Douglas consulted his watch. "Seven-fifteen. Come and get the dope from these maps. Hill 333's rather difficult to find."
"Anything been happening at the front, sir?"
The colonel passed both fine-fingered hands over his lined face. He said quietly: "Yes. The Slavs took twenty-five miles from us down in the lower sector. Just wiped our boys out. Those damnable flame-throwers and bullet-proof tanks, supported by God knows how many hundreds of planes. It's hell, Lance! Headquarters thinks they're going to unleash a general attack all along the line in the next few days. And our resources—well, our back's against the wall. We're coming to death grips, man."
even-fifteen....
Lance pressed the starting button. His four motors choked, sputtered, then burst into a sweet, full-throated roar. He glanced over at Praed's plane, spun the small helicopter props over and pushed down the accelerator. The plane quivered, stuck its snout up and leaped like an arrow into the clean, darkening air.
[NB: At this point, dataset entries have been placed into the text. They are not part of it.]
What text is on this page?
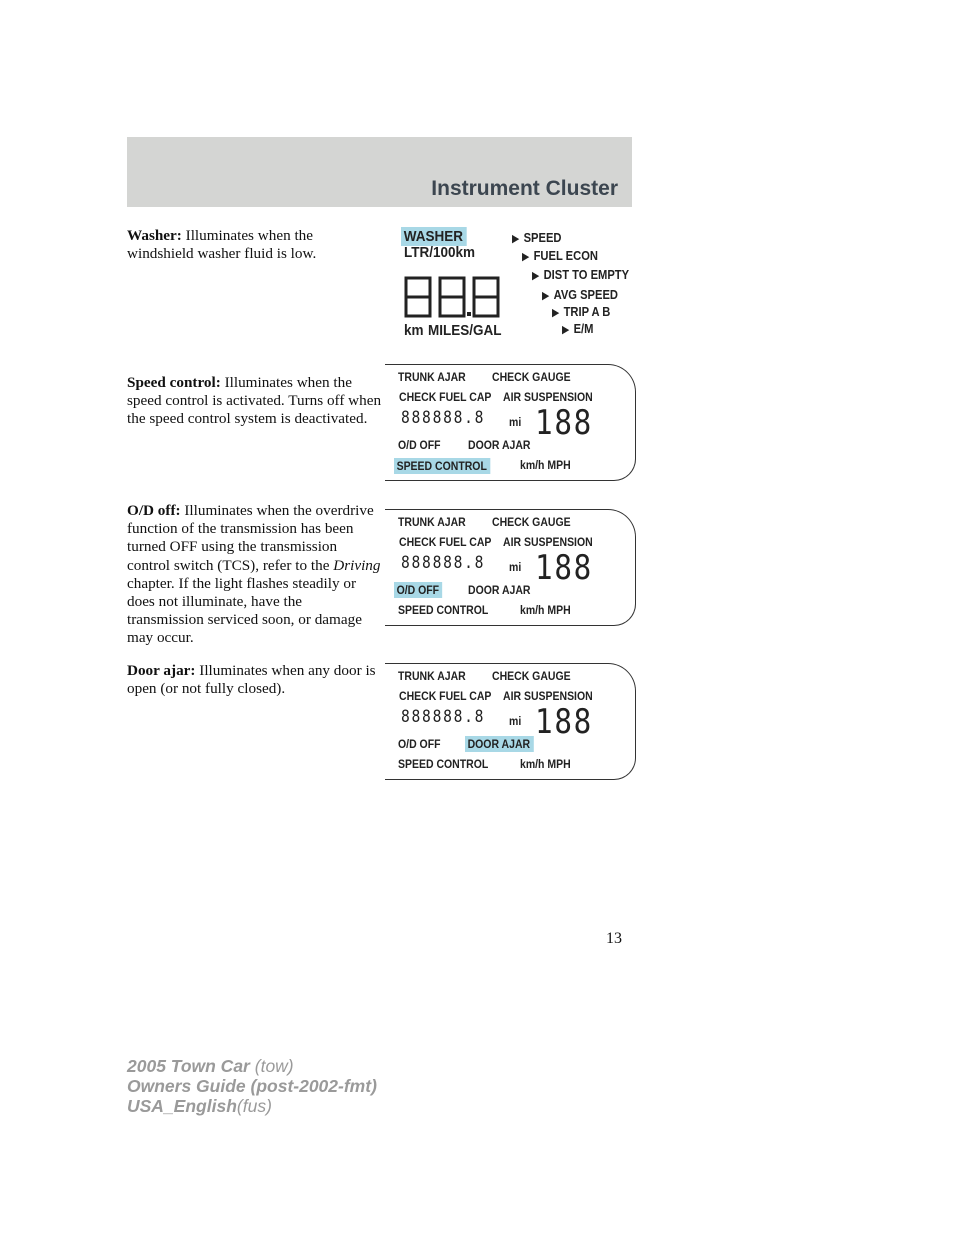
Instrument Cluster

Washer: Illuminates when the windshield washer fluid is low.

Speed control: Illuminates when the speed control is activated. Turns off when the speed control system is deactivated.

O/D off: Illuminates when the overdrive function of the transmission has been turned OFF using the transmission control switch (TCS), refer to the Driving chapter. If the light flashes steadily or does not illuminate, have the transmission serviced soon, or damage may occur.

Door ajar: Illuminates when any door is open (or not fully closed).

WASHER
LTR/100km
km MILES/GAL
▶ SPEED
▶ FUEL ECON
▶ DIST TO EMPTY
▶ AVG SPEED
▶ TRIP A B
▶ E/M
TRUNK AJAR CHECK GAUGE
CHECK FUEL CAP AIR SUSPENSION
888888.8 mi 188
O/D OFF DOOR AJAR
SPEED CONTROL	km/h MPH
TRUNK AJAR CHECK GAUGE
CHECK FUEL CAP AIR SUSPENSION
888888.8 mi 188
O/D OFF DOOR AJAR
SPEED CONTROL	km/h MPH
TRUNK AJAR CHECK GAUGE
CHECK FUEL CAP AIR SUSPENSION
888888.8 mi 188
O/D OFF DOOR AJAR
SPEED CONTROL	km/h MPH
13
2005 Town Car (tow)
Owners Guide (post-2002-fmt)
USA_English(fus)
Lance gunned it to ten thousand feet, Praed following him neatly. Praed was a good pilot, no doubt about that. The two fighting machines hung for a second side by side; Lance eased off his helicopters and streaked away into the gloom at a breath-taking five hundred.
"I hope," muttered Colonel Douglas as the two tiny scouts sped from sight, "that everything goes smoothly. They're the men to do it, anyway. No better pilots in the whole service."
"Wot abaht that there Captain Hay, sir?" put in Wells, the mechanic, standing nearby. Colonel Douglas smiled.
"Oh, of course!" he amended. "I'd forgotten Hay!"